Empreender um diagnóstico da saúde brasileira é uma tarefa difícil diante das condições atuais e dos desafios da medicina. Porém necessária para aqueles que se ocupam em planejar novas alternativas. Um ponto de partida é observar o aumento do número de participantes no sistema público de alta complexidade. Esta tendência está ancorada na elevação crescente dos custos em função da tecnologia e do próprio envelhecimento da população.
O movimento é reforçado pelo estrangulamento progressivo dos planos de saúde individuais e da própria economia, o que acaba fazendo do Sistema Único de Saúde (SUS) a única alternativa viável ao cidadão. Em contrapartida, temos uma capacidade reduzida de desenvolvimento e incorporação tecnológica frente à necessidade de aprimorar a rede pública.
É urgente ir além da crítica. A superação das dificuldades exige a apresentação de idéias exeqüíveis para promover ajustes. Mas por onde começar uma mudança na saúde? Pela porta de entrada do sistema. As queixas sobre o tempo de espera por uma consulta, sobre a carência de equipamentos para exames e a falta de profissionais são tantas e tão constantes que deixam entrever a acomodação do sistema nesses moldes distorcidos. Isso não pode nem deve ocorrer.

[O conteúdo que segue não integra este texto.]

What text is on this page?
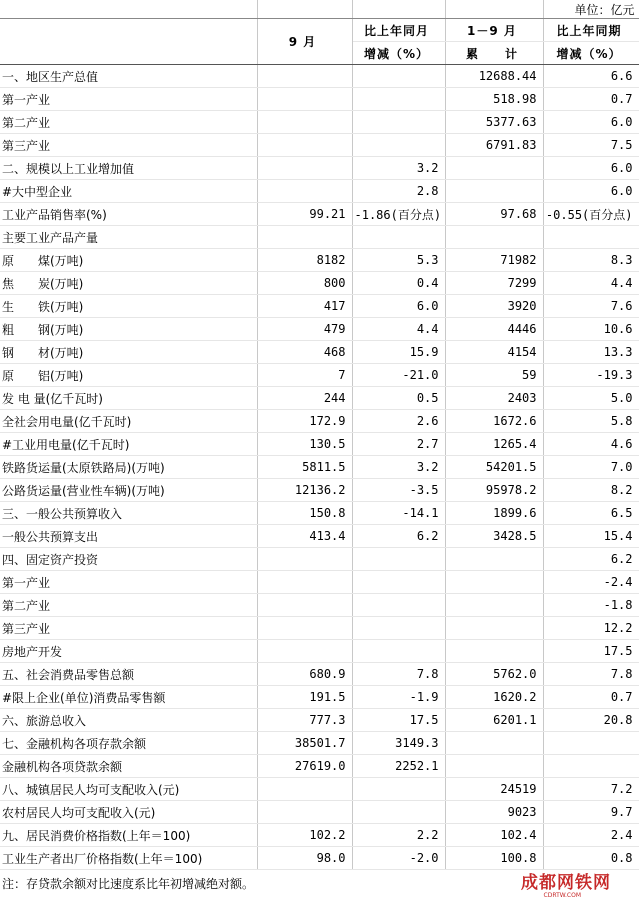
				单位：亿元
	9 月	比上年同月	1－9 月	比上年同期
		增减（%）	累　　计	增减（%）
一、地区生产总值			12688.44	6.6
第一产业			518.98	0.7
第二产业			5377.63	6.0
第三产业			6791.83	7.5
二、规模以上工业增加值		3.2		6.0
#大中型企业		2.8		6.0
工业产品销售率(%)	99.21	-1.86(百分点)	97.68	-0.55(百分点)
主要工业产品产量				
原　　煤(万吨)	8182	5.3	71982	8.3
焦　　炭(万吨)	800	0.4	7299	4.4
生　　铁(万吨)	417	6.0	3920	7.6
粗　　钢(万吨)	479	4.4	4446	10.6
钢　　材(万吨)	468	15.9	4154	13.3
原　　铝(万吨)	7	-21.0	59	-19.3
发 电 量(亿千瓦时)	244	0.5	2403	5.0
全社会用电量(亿千瓦时)	172.9	2.6	1672.6	5.8
#工业用电量(亿千瓦时)	130.5	2.7	1265.4	4.6
铁路货运量(太原铁路局)(万吨)	5811.5	3.2	54201.5	7.0
公路货运量(营业性车辆)(万吨)	12136.2	-3.5	95978.2	8.2
三、一般公共预算收入	150.8	-14.1	1899.6	6.5
一般公共预算支出	413.4	6.2	3428.5	15.4
四、固定资产投资				6.2
第一产业				-2.4
第二产业				-1.8
第三产业				12.2
房地产开发				17.5
五、社会消费品零售总额	680.9	7.8	5762.0	7.8
#限上企业(单位)消费品零售额	191.5	-1.9	1620.2	0.7
六、旅游总收入	777.3	17.5	6201.1	20.8
七、金融机构各项存款余额	38501.7	3149.3		
金融机构各项贷款余额	27619.0	2252.1		
八、城镇居民人均可支配收入(元)			24519	7.2
农村居民人均可支配收入(元)			9023	9.7
九、居民消费价格指数(上年＝100)	102.2	2.2	102.4	2.4
工业生产者出厂价格指数(上年＝100)	98.0	-2.0	100.8	0.8
注：存贷款余额对比速度系比年初增减绝对额。					成都网铁网
CDRTW.COM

É essencial investir firmemente na capacitação das Unidades Básicas de Saúde, para torná-las de fato a recepção dos usuários no sistema público, triando os casos para hospitais secundários e terciários. Assim, ganha-se em agilidade e diminui-se desperdícios.
Destinar recursos do SUS à compra de serviços da iniciativa privada e ser responsável pelo controle da qualidade é outra proposta. Não é inédita, mas que sofre resistência de alguns setores. Uma das mais importantes vantagens para o Estado em contratar serviços é a opção por uma visão processual, na qual a agilidade no atendimento é prioritária. Sob esta perspectiva, não existe a obrigatoriedade de manter ociosidades e contratos desnecessários. Quem investe zela pelo aproveitamento dos recursos e maximiza a sua utilização.
No que se refere aos médicos, a proposta é o pagamento por performance (PPP). É um recurso que se contrapõe à ação fragmentada e pontual. Especialistas com visão global do tratamento do paciente e praticantes de uma medicina baseada em evidências têm de ser mais bem remunerados. Isto é justificado pelo fato de que o médico que se envolve em uma alocação mais racional, medindo valor à sua prática, com menor necessidade de processos de auditoria, utiliza com equilíbrio a tecnologia e elimina parte do desperdício.
Por fim, não se pode esquecer de que um projeto consistente inclui aspectos de promoção social, prevenção, terapêutica e reabilitação. Prospectivamente, essa abordagem remete à destinação de recursos para suprir a continuidade do atendimento.
Saúde é uma política de Estado, não de governo e muito menos tema de manipulação partidária. Pensar a saúde da próxima década deve fazer parte da agenda nacional. Qualquer país minimamente comprometido com o desenvolvimento e a qualidade de vida não deixa de traçar planos e tomar iniciativas com os olhos nesse futuro próximo.
Claudio Lottenberg é presidente da Sociedade Beneficente Israelita Brasileira Hospital Albert Einstein.